Hickman, who was elected speaker last week, met behind closed doors with the 72-member Republican caucus to discuss various proposals to cut the state's income tax and plans to repair the Capitol.
"The overwhelming consensus is that something has to be done," said Hickman, R-Fairview. "It's just a question of what and how much that costs.
"There are obviously some structural issues, not the least of which is the plumbing issue that's going to have to be addressed."
Capitol architect Duane Mass outlined repairs needed for the Capitol that totaled $163 million.
The most obvious sign of problems with the 400,000-square-foot building are yellow barricades erected in 2011 on the south side of the Capitol to prevent pedestrians from approaching the south side of the building, where large chunks of limestone have been falling from the building's facade. The building also has been plagued by outdated electrical and plumbing systems.
Hickman's predecessor, former Speaker T.W. Shannon, opposed financing the repairs with a bond issue, an idea that has the support of Senate President Pro Tem Brian Bingman and Gov. Mary Fallin.

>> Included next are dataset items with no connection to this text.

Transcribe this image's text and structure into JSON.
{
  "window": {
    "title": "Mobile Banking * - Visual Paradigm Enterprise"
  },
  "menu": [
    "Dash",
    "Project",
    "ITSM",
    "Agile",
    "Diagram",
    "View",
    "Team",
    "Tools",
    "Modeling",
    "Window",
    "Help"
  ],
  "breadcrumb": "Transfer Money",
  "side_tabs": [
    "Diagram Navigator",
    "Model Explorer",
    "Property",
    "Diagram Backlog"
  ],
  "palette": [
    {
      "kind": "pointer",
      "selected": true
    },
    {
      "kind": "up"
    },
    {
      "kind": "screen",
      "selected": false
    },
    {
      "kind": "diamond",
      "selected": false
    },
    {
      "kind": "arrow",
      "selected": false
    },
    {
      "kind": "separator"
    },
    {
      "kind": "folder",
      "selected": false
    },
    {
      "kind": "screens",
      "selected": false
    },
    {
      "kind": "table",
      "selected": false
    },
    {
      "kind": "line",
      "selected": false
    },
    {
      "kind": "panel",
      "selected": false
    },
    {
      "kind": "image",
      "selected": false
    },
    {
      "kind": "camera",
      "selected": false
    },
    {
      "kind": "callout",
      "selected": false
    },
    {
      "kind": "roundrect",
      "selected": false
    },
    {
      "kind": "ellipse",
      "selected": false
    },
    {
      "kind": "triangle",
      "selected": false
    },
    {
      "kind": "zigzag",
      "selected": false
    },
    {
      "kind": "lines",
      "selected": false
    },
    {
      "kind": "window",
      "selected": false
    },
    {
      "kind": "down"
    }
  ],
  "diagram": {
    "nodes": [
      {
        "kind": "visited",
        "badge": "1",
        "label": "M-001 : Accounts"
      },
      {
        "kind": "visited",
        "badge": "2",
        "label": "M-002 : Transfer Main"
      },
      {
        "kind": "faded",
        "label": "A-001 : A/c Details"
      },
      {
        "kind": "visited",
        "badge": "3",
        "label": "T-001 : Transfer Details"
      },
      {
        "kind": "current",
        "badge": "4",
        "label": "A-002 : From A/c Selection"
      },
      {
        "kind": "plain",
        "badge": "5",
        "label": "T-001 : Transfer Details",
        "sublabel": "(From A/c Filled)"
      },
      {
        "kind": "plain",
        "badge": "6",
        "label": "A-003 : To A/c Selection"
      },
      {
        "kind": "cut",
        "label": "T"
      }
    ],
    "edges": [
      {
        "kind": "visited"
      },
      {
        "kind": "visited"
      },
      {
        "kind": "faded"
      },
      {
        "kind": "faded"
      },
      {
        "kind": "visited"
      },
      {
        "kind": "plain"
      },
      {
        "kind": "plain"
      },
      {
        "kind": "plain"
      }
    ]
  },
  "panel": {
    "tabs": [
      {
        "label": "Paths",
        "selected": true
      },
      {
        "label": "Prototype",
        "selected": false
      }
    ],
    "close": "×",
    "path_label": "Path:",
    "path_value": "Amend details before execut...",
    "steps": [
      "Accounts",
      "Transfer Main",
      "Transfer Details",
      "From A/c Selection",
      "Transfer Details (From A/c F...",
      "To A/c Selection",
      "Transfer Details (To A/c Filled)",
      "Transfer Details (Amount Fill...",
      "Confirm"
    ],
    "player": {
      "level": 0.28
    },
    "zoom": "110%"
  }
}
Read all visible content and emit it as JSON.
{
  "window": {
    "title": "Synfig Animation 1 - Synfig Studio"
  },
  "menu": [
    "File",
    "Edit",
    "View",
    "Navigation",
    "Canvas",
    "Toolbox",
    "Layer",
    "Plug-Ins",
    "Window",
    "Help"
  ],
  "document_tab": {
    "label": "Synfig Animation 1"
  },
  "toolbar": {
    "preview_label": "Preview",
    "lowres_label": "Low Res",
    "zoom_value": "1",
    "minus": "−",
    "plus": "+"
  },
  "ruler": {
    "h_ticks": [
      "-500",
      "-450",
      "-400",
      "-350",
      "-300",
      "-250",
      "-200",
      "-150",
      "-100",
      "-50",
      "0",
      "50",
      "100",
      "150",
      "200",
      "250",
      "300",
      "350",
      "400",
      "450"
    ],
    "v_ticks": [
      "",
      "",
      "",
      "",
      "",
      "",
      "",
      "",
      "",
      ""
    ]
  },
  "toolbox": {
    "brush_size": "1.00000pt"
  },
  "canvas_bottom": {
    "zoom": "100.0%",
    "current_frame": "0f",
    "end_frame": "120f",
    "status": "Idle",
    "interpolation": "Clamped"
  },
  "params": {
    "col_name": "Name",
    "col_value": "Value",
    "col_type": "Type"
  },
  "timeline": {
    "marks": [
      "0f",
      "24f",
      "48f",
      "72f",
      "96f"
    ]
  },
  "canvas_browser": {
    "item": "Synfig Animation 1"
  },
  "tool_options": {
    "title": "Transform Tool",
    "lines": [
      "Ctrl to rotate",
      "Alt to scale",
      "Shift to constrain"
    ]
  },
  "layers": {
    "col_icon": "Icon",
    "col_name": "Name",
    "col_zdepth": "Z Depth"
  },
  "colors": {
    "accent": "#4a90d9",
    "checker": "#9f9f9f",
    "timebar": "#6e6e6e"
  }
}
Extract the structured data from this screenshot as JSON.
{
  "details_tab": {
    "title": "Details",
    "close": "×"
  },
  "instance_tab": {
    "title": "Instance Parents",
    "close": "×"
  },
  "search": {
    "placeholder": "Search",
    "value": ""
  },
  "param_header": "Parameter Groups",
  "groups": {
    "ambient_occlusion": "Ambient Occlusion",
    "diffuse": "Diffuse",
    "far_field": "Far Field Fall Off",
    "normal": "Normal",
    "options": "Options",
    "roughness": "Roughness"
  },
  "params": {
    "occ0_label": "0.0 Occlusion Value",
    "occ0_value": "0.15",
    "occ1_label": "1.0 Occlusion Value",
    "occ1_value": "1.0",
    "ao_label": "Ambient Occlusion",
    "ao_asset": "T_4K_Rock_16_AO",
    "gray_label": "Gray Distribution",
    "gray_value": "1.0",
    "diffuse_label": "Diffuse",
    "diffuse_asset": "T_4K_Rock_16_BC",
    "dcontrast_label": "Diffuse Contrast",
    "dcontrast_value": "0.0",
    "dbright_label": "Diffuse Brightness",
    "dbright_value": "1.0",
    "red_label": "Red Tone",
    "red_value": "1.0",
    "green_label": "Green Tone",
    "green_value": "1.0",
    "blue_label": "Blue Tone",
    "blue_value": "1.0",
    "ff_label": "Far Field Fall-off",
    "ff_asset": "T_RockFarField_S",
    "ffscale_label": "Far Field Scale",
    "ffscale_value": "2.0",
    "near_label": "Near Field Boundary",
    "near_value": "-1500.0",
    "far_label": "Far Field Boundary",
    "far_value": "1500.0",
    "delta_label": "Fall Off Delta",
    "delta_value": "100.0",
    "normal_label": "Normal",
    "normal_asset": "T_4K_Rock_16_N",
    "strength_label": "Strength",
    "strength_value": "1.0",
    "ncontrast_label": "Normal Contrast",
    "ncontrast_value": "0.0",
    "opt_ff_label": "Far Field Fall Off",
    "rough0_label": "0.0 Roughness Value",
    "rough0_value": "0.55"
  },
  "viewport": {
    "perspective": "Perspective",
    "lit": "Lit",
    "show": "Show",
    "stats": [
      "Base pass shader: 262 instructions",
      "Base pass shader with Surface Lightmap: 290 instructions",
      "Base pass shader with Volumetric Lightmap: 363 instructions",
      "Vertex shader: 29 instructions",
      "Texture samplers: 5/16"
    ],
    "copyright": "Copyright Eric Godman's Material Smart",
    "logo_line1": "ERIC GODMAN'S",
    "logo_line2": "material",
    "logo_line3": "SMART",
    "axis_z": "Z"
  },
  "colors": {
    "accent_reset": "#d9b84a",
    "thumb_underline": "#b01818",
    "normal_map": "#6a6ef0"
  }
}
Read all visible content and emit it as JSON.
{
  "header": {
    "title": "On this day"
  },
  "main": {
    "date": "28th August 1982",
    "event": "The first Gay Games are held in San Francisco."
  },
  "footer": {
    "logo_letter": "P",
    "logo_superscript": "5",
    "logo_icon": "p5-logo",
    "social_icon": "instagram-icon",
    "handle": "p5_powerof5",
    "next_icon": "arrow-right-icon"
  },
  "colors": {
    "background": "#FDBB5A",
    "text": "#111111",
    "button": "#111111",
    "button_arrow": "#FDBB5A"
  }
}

A Senate committee last week overwhelmingly approved a plan for a $160 million bond issue to fund Capitol repairs, and House Democratic Leader Scott Inman said members of his caucus are ready to support the proposal.
Hickman also said no agreement was reached on any plan to cut the state's income tax.
The Legislature last year passed a bill to cut the income tax and divert $120 million in revenue for repairs to the Capitol, but the Oklahoma Supreme Court determined that measure violated a constitutional ban on bills containing more than one subject.